The infrastructure levy introduced last year is a start but New Zealand is behind its contemporaries.

Massey University economics professor Graham Squires

Massey University economics professor Graham Squires

More weight needs to be put on innovative finance and public-private partnerships to solve New Zealand’s housing and infrastructure shortage, according to a high-profile economist.

Late last year, Prime Minister Jacinda Ardern said the country as a whole had a $75 billion infrastructure deficit.

Massey University economics professor and property foundation chief executive Graham Squires recently published a paper on the benefits of innovative finance for the United Nations Human Settlements Programme (UN-Habitat) and University College London’s Urban Maestro project.

Squires suggested innovative finance, which includes public-private partnerships (PPP), taxes, bond issues and more, alongside traditional funding, was the best “economic architecture” to sustainably fund the infrastructure needed to create a steady supply of affordable housing.

“The intense pressures from accelerating growth worldwide require innovative funding approaches to support sustainable development.

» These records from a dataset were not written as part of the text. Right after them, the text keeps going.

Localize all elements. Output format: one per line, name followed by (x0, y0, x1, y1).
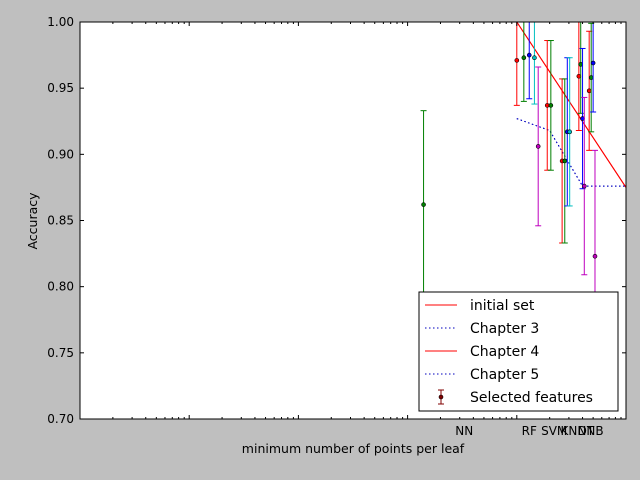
data-point (548, 103, 554, 108)
x-category-label-dt: DT (578, 424, 595, 438)
y-axis: 0.70 0.75 0.80 0.85 0.90 0.95 1.00 (47, 15, 626, 426)
y-tick-label: 1.00 (47, 15, 74, 29)
x-axis-label: minimum number of points per leaf (242, 441, 465, 456)
legend-label-chapter-5: Chapter 5 (470, 367, 539, 383)
x-axis (112, 22, 622, 419)
y-tick-label: 0.70 (47, 412, 74, 426)
x-category-label-rf: RF (522, 424, 537, 438)
legend-label-selected-features: Selected features (470, 390, 593, 406)
y-tick-label: 0.80 (47, 280, 74, 294)
y-tick-label: 0.90 (47, 147, 74, 161)
y-tick-label: 0.95 (47, 81, 74, 95)
series-line-chapter-5 (516, 118, 626, 187)
data-point (586, 88, 592, 94)
series-line-chapter-4 (516, 22, 626, 188)
data-point (526, 52, 532, 58)
x-category-label-nn: NN (455, 424, 473, 438)
data-point (567, 129, 572, 135)
data-point (581, 183, 587, 189)
y-axis-label: Accuracy (25, 192, 40, 250)
data-point (592, 253, 598, 259)
data-point (521, 55, 527, 61)
legend-label-chapter-3: Chapter 3 (470, 321, 539, 337)
y-tick-label: 0.85 (47, 214, 74, 228)
legend-label-chapter-4: Chapter 4 (470, 344, 539, 360)
x-category-label-knn: KNN (561, 424, 587, 438)
x-category-label-svm: SVM (541, 424, 567, 438)
data-point (532, 55, 537, 61)
legend: initial set Chapter 3 Chapter 4 Chapter 5 Se… (418, 291, 619, 412)
data-point (535, 144, 541, 149)
data-point (514, 58, 520, 63)
data-point (421, 202, 426, 207)
data-point (562, 158, 568, 164)
y-tick-label: 0.75 (47, 346, 74, 360)
legend-marker-selected-features (438, 394, 444, 400)
x-category-label-nb: NB (586, 424, 603, 438)
data-point (588, 75, 594, 80)
data-point (590, 60, 596, 66)
legend-label-initial-set: initial set (470, 298, 535, 314)
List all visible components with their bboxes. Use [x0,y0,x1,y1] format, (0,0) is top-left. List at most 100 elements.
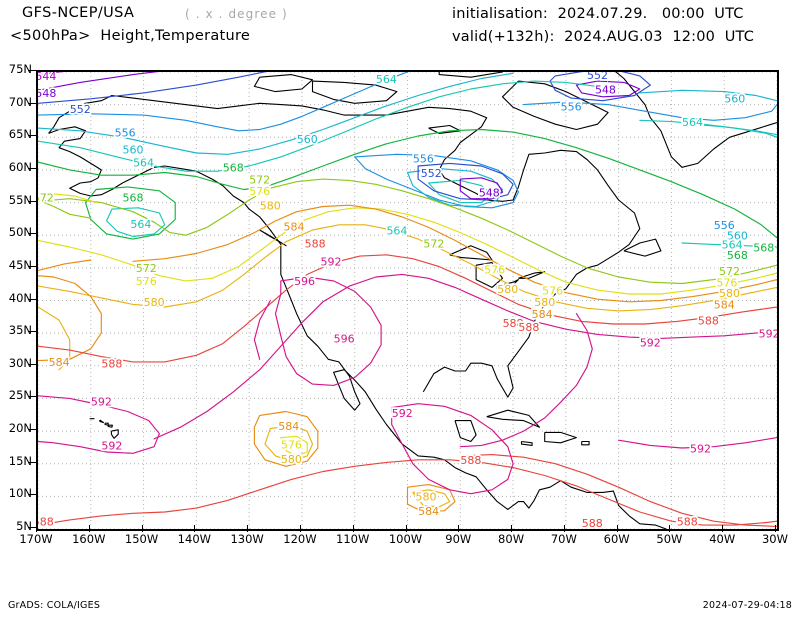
y-axis-tick [28,167,36,169]
svg-text:580: 580 [281,453,302,466]
svg-text:592: 592 [640,337,661,350]
contour-592 [618,437,777,449]
contour-label: 572 [423,237,444,250]
x-axis-tick [299,525,301,532]
contour-548 [38,72,159,91]
y-axis-tick-label: 5N [16,519,32,533]
svg-text:572: 572 [38,192,54,205]
svg-text:556: 556 [413,152,434,165]
y-axis-tick-label: 15N [8,453,32,468]
contour-label: 592 [101,440,122,453]
contour-580 [38,224,777,312]
svg-text:588: 588 [305,237,326,250]
contour-label: 552 [70,103,91,116]
contour-588 [459,454,777,527]
contour-label: 584 [418,505,439,518]
contour-label: 592 [759,327,777,340]
contour-label: 580 [534,296,555,309]
x-axis-tick [36,525,37,532]
contour-label: 580 [497,283,518,296]
x-axis-tick [352,525,354,532]
initialisation-time-label: initialisation: 2024.07.29. 00:00 UTC [452,6,744,22]
contour-584 [253,410,319,467]
x-axis-tick [669,525,671,532]
contour-label: 560 [724,92,745,105]
contour-label: 584 [532,308,553,321]
svg-text:568: 568 [123,192,144,205]
contour-596 [253,299,271,360]
x-axis-tick-label: 120W [283,532,317,546]
contour-map: 5445445485485525525565565605605645645685… [38,72,777,529]
svg-text:580: 580 [415,491,436,504]
render-timestamp-label: 2024-07-29-04:18 [702,600,792,611]
contour-564 [639,119,777,138]
contour-572 [38,199,92,219]
coastlines [48,72,777,529]
svg-text:588: 588 [698,314,719,327]
contour-560 [639,89,777,102]
contour-564 [38,80,599,172]
contour-label: 564 [722,239,743,252]
svg-text:564: 564 [376,73,397,86]
x-axis-tick-label: 100W [388,532,423,546]
contour-labels: 5445445485485525525565565605605645645685… [38,72,777,529]
contour-label: 564 [682,116,703,129]
y-axis-tick-label: 35N [8,323,32,338]
x-axis-tick-label: 130W [230,532,264,546]
svg-text:584: 584 [532,308,553,321]
y-axis-tick-label: 50N [8,225,32,240]
svg-text:584: 584 [49,356,70,369]
x-axis-tick [405,525,407,532]
contour-label: 544 [38,72,56,83]
grads-credit-label: GrADS: COLA/IGES [8,600,101,611]
svg-text:556: 556 [714,219,735,232]
x-axis-tick-label: 110W [336,532,370,546]
contour-lines [38,72,777,527]
x-axis-tick [511,525,513,532]
x-axis-tick [722,525,724,532]
contour-label: 564 [133,156,154,169]
y-axis-tick-label: 75N [8,62,32,76]
contour-label: 592 [320,256,341,269]
contour-label: 568 [123,192,144,205]
contour-568 [38,128,777,239]
svg-text:592: 592 [690,442,711,455]
contour-596 [274,276,382,386]
contour-label: 552 [587,72,608,82]
svg-text:560: 560 [727,230,748,243]
contour-584 [132,204,777,303]
x-axis-tick-label: 30W [761,532,789,546]
contour-552 [417,162,514,201]
contour-label: 548 [595,83,616,96]
svg-text:580: 580 [144,296,165,309]
svg-text:576: 576 [281,438,302,451]
contour-label: 556 [714,219,735,232]
contour-label: 592 [690,442,711,455]
x-axis-tick [88,525,90,532]
contour-label: 584 [49,356,70,369]
contour-560 [406,168,504,208]
contour-544 [38,72,64,76]
x-axis-tick [247,525,249,532]
contour-556 [523,101,777,121]
y-axis-tick [28,494,36,496]
svg-text:560: 560 [297,133,318,146]
y-axis-tick [28,265,36,267]
x-axis-tick-label: 70W [550,532,577,546]
contour-label: 568 [223,162,244,175]
model-name-label: GFS-NCEP/USA [22,5,135,21]
y-axis-tick [28,298,36,300]
contour-548 [459,177,504,200]
y-axis-tick-label: 25N [8,388,32,403]
grid-lines [38,72,777,529]
contour-label: 576 [716,277,737,290]
x-axis-tick-label: 80W [498,532,525,546]
x-axis-tick [141,525,143,532]
contour-576 [38,207,777,295]
svg-text:564: 564 [386,224,407,237]
y-axis-tick-label: 60N [8,159,32,174]
contour-label: 556 [413,152,434,165]
plot-frame: 5445445485485525525565565605605645645685… [36,70,779,531]
svg-text:580: 580 [719,287,740,300]
y-axis-tick-label: 55N [8,192,32,207]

This is certainly very true in New Zealand, with a difficulty of investing in infrastructure at scale and being open to the use of partnerships that mix public and private finance.”

Squires said the introduction of private equity into infrastructure development also dealt with budget overspend, which is often a feature of large-scale public projects.

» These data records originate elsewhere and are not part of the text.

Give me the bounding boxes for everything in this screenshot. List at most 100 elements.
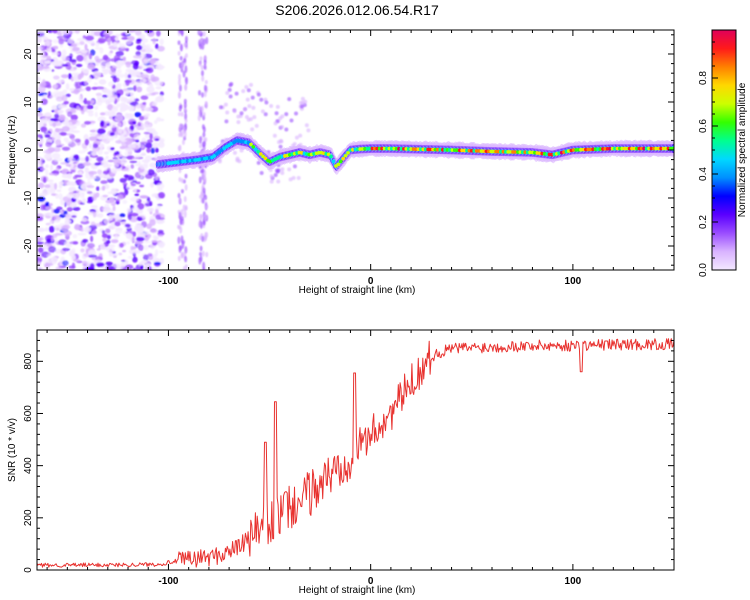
heatmap-cell	[156, 30, 161, 37]
heatmap-cell	[50, 188, 56, 195]
x-tick-label: 100	[565, 276, 582, 287]
heatmap-cell	[60, 161, 69, 165]
heatmap-cell	[75, 160, 79, 164]
heatmap-cell	[115, 198, 120, 203]
heatmap-cell	[105, 100, 111, 105]
heatmap-cell	[120, 221, 127, 225]
heatmap-cell	[197, 114, 201, 122]
heatmap-cell	[131, 206, 140, 212]
heatmap-cell	[129, 92, 135, 97]
heatmap-cell	[54, 83, 59, 89]
heatmap-cell	[71, 262, 76, 269]
heatmap-cell	[152, 253, 157, 258]
heatmap-cell	[81, 217, 88, 222]
heatmap-cell	[139, 78, 147, 84]
heatmap-cell	[71, 130, 81, 134]
heatmap-cell	[81, 188, 91, 192]
heatmap-cell	[138, 232, 146, 239]
heatmap-cell	[107, 92, 112, 99]
heatmap-cell	[177, 236, 181, 245]
heatmap-cell	[180, 189, 184, 194]
heatmap-cell	[199, 255, 203, 263]
x-tick-label: 100	[565, 576, 582, 587]
heatmap-cell	[96, 95, 101, 101]
heatmap-cell	[130, 249, 139, 254]
heatmap-cell	[101, 136, 110, 144]
snr-series-line	[37, 338, 674, 568]
heatmap-cell	[43, 36, 49, 41]
heatmap-cell	[119, 133, 126, 140]
heatmap-cell	[148, 128, 156, 134]
heatmap-cell	[89, 133, 98, 137]
heatmap-cell	[80, 183, 87, 190]
heatmap-cell	[158, 141, 165, 148]
heatmap-cell	[212, 154, 217, 158]
heatmap-cell	[119, 177, 127, 183]
heatmap-cell	[338, 159, 343, 164]
heatmap-cell	[77, 37, 86, 42]
heatmap-cell	[116, 103, 121, 108]
heatmap-cell	[200, 64, 204, 71]
heatmap-cell	[43, 153, 52, 160]
heatmap-cell	[75, 30, 80, 34]
heatmap-cell	[125, 40, 133, 45]
heatmap-cell	[86, 105, 91, 109]
heatmap-cell	[88, 52, 93, 60]
heatmap-cell	[121, 37, 129, 40]
heatmap-cell	[90, 99, 95, 104]
heatmap-cell	[85, 155, 90, 162]
heatmap-cell	[50, 236, 55, 242]
heatmap-cell	[124, 79, 132, 84]
heatmap-cell	[326, 152, 331, 157]
heatmap-cell	[90, 235, 94, 243]
heatmap-cell	[67, 37, 74, 44]
heatmap-cell	[184, 112, 188, 121]
heatmap-cell	[203, 59, 207, 66]
heatmap-cell	[37, 76, 42, 81]
heatmap-cell	[117, 122, 122, 127]
heatmap-cell	[65, 163, 72, 167]
heatmap-cell	[52, 63, 61, 67]
heatmap-cell	[74, 138, 81, 143]
heatmap-cell	[119, 106, 124, 113]
heatmap-cell	[127, 143, 137, 149]
heatmap-cell	[177, 192, 181, 199]
heatmap-cell	[140, 62, 148, 69]
heatmap-cell	[203, 176, 207, 184]
heatmap-cell	[146, 234, 151, 238]
heatmap-cell	[119, 242, 124, 248]
heatmap-cell	[159, 91, 164, 97]
heatmap-cell	[146, 147, 151, 153]
snr-panel: -100 0 100 0 200 400 600 800 Height of straigh…	[7, 329, 675, 596]
heatmap-cell	[87, 76, 92, 83]
heatmap-cell	[200, 105, 204, 113]
y-tick-label: 200	[23, 509, 34, 526]
heatmap-cell	[184, 76, 188, 85]
heatmap-cell	[202, 220, 206, 226]
heatmap-cell	[112, 263, 121, 268]
heatmap-cell	[49, 203, 53, 207]
heatmap-cell	[72, 234, 78, 239]
heatmap-cell	[54, 238, 58, 245]
heatmap-cell	[79, 202, 85, 205]
heatmap-cell	[198, 176, 202, 184]
heatmap-cell	[198, 61, 202, 67]
heatmap-cell	[138, 115, 145, 121]
heatmap-cell	[228, 94, 233, 99]
heatmap-cell	[105, 30, 113, 35]
heatmap-cell	[121, 140, 129, 148]
heatmap-cell	[146, 113, 150, 117]
heatmap-cell	[96, 186, 100, 191]
heatmap-cell	[227, 87, 232, 92]
heatmap-cell	[54, 248, 62, 254]
heatmap-cell	[260, 109, 265, 114]
heatmap-cell	[97, 157, 102, 165]
heatmap-cell	[112, 214, 117, 219]
heatmap-cell	[179, 218, 183, 226]
heatmap-cell	[124, 112, 129, 120]
heatmap-cell	[135, 30, 142, 36]
heatmap-cell	[70, 186, 77, 192]
heatmap-cell	[149, 58, 156, 64]
heatmap-cell	[259, 97, 264, 102]
heatmap-cell	[258, 152, 263, 156]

Public budgets often projected low

He said PPPs often required more accurate projections or improved finance methods, whereas public budgets were often projected low in the first instance to ensure projects using public money win the bid and get the go-ahead initially.

“With public criticism of public sector overspend, some recommendations in rethinking finance are the introduction of equitable due diligence in public finance as is carried out in private business. Moreover, there is a call to involve rigorous expert scrutiny not just at the point of purchase, but also throughout the life cycle of public sector finance projects.”

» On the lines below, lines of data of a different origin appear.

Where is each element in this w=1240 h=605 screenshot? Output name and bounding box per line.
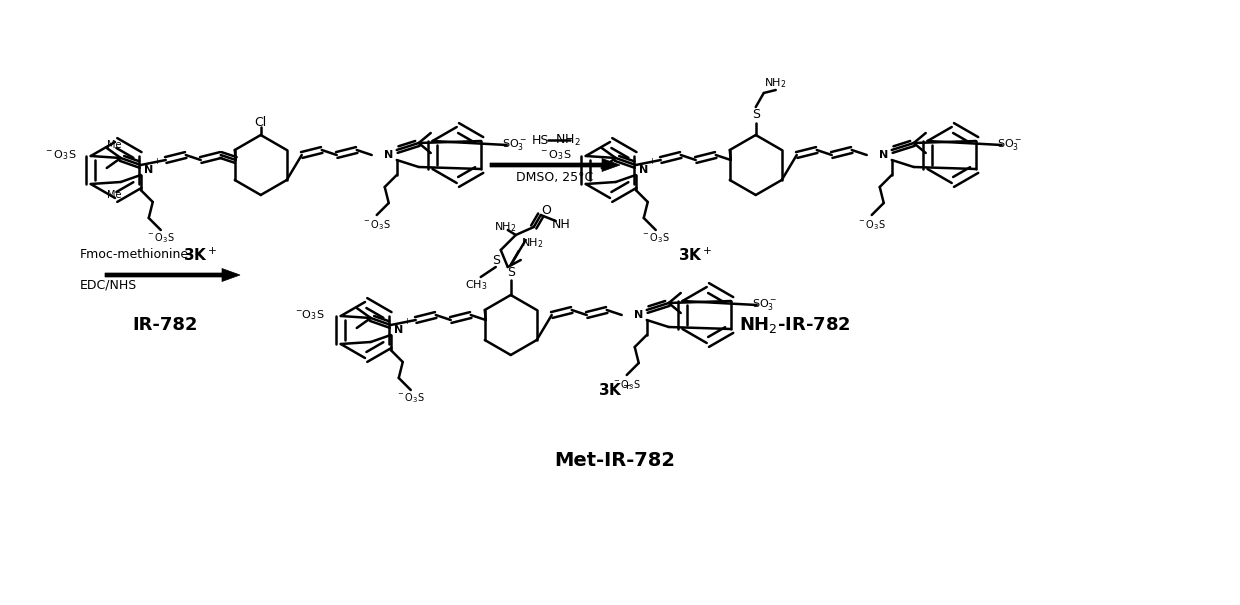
Text: $^-$O$_3$S: $^-$O$_3$S <box>43 148 77 162</box>
Text: NH$_2$-IR-782: NH$_2$-IR-782 <box>739 315 851 335</box>
Text: $^-$O$_3$S: $^-$O$_3$S <box>613 378 641 392</box>
Text: $^-$O$_3$S: $^-$O$_3$S <box>146 231 175 245</box>
Text: S: S <box>492 253 500 266</box>
Text: IR-782: IR-782 <box>133 316 197 334</box>
Text: $^{-}$O$_3$S: $^{-}$O$_3$S <box>295 308 325 322</box>
Text: O: O <box>541 203 551 217</box>
Text: Me: Me <box>107 190 122 200</box>
Text: $^-$O$_3$S: $^-$O$_3$S <box>857 218 887 232</box>
Text: DMSO, 25°C: DMSO, 25°C <box>516 171 594 183</box>
Text: SO$_3^-$: SO$_3^-$ <box>753 298 777 313</box>
Text: NH$_2$: NH$_2$ <box>495 220 517 234</box>
Text: +: + <box>403 318 410 327</box>
Polygon shape <box>105 269 241 281</box>
Text: HS: HS <box>531 134 548 146</box>
Text: N: N <box>384 150 393 160</box>
Text: NH: NH <box>552 218 570 232</box>
Text: Me: Me <box>107 140 122 150</box>
Text: N: N <box>634 310 644 320</box>
Text: NH$_2$: NH$_2$ <box>539 132 580 148</box>
Text: SO$_3^-$: SO$_3^-$ <box>502 137 527 152</box>
Text: NH$_2$: NH$_2$ <box>765 76 787 90</box>
Text: S: S <box>751 108 760 122</box>
Text: N: N <box>639 165 649 175</box>
Text: $^-$O$_3$S: $^-$O$_3$S <box>362 218 391 232</box>
Text: 3K$^+$: 3K$^+$ <box>678 246 712 264</box>
Text: +: + <box>649 157 655 166</box>
Text: N: N <box>879 150 888 160</box>
Text: Met-IR-782: Met-IR-782 <box>554 451 676 469</box>
Polygon shape <box>490 159 620 171</box>
Text: NH$_2$: NH$_2$ <box>522 236 544 250</box>
Text: N: N <box>144 165 154 175</box>
Text: +: + <box>154 157 160 166</box>
Text: 3K$^+$: 3K$^+$ <box>598 381 632 399</box>
Text: SO$_3^-$: SO$_3^-$ <box>997 137 1022 152</box>
Text: $^-$O$_3$S: $^-$O$_3$S <box>397 391 425 405</box>
Text: Cl: Cl <box>254 117 267 129</box>
Text: EDC/NHS: EDC/NHS <box>81 278 138 292</box>
Text: N: N <box>394 325 403 335</box>
Text: S: S <box>507 266 515 278</box>
Text: 3K$^+$: 3K$^+$ <box>182 246 217 264</box>
Text: $^-$O$_3$S: $^-$O$_3$S <box>538 148 572 162</box>
Text: CH$_3$: CH$_3$ <box>465 278 487 292</box>
Text: Fmoc-methionine: Fmoc-methionine <box>81 249 190 261</box>
Text: $^-$O$_3$S: $^-$O$_3$S <box>641 231 670 245</box>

He said partnering in any form of finance was an attractive idea.

“In economic terms, it helps to eliminate inefficiency as costs per unit of output are reduced. It also improves the dynamics of the market by putting the client more in control and improving the flow of information between the participants. Partnerships can also provide greater incentives to complete the contract on time, to budget, and to the expected standard.

“Local authorities are well-positioned to reduce risks and make projects more attractive for private investors to finance them, through locally relevant incentives. These could include development fee waivers, subsidised insurance, and property tax abatements.”

Infrastructure in Auckland’s Milldale development was successfully funded through a special purpose vehicle

Infrastructure New Zealand policy director Hamish Glenn said a key to delivering affordable housing was requiring developers to pay for the infrastructure they require.

Currently, local councils fund trunk infrastructure from their limited revenue, with little benefit as rates don’t have a particularly good payoff time.

“Councils tend to stage their infrastructure investment and under-deliver on it, which means that there is a scarcity of developable land, so the land value cost actually ends up being higher than if the property owner or developer had just been able to fund the infrastructure in the first place.”

Instead of developers pushing up prices by banking land about to be released and given infrastructure by the council, Glenn said if developers were able to look outside of the city boundary, acquire rural land and tap into capital markets to fund infrastructure, cheaper houses could be constructed.

Infrastructure levy
In 2018, a government special purpose vehicle was created in partnership with Auckland Council, Crown Infrastructure Partners and Fulton Hogan Land Development to funnel $91m into roading and wastewater for the Milldale development in North Auckland.

The special purpose vehicle allowed for private investment in new infrastructure with long term, fixed-rate debt sourced from ACC sitting on a balance sheet not directly owned by the council or government.

The funding model allowed for the debt to be paid partly by Fulton Hogan and partly by section owners as an infrastructure payment collected with council rates bills.

Glenn said the model meant Fulton Hogan was faced with increasing costs to pay off the infrastructure.

“The best way of course, for them to meet their cost, is to sell more homes, actually creating an incentive for the developer to roll out more homes faster.”

The infrastructure funding and financing levy legislation, passed in July 2020, reflects the model used in the Milldale development, using a special purpose vehicle to enable finance to be raised from the private sector and ring-fenced from a council’s balance sheet, not affecting their debt levels or credit rating.

The levy is to be paid annually, for up to 50 years, by the future homeowners who benefit from the infrastructure, to fund the finance raised for its construction.

Squire said the main barrier to successfully implementing innovative funding systems for housing infrastructure was scale, giving the example of linking the airport to downtown Auckland, an idea that has been floated for decades without any real progress because the money wasn’t there.

He said while New Zealand was behind on Australia, Singapore and the UK in developing systems for innovative finance, it meant there was a learning opportunity in looking at how other forms of PPP and innovative funding have panned out.

“There are certain things we are behind in New Zealand that need to be caught up but that’s no bad thing in terms of some of the lessons that can be learned. That’s probably the optimist in me, thinking about how New Zealand can transfer different policies around the world and place them in context.”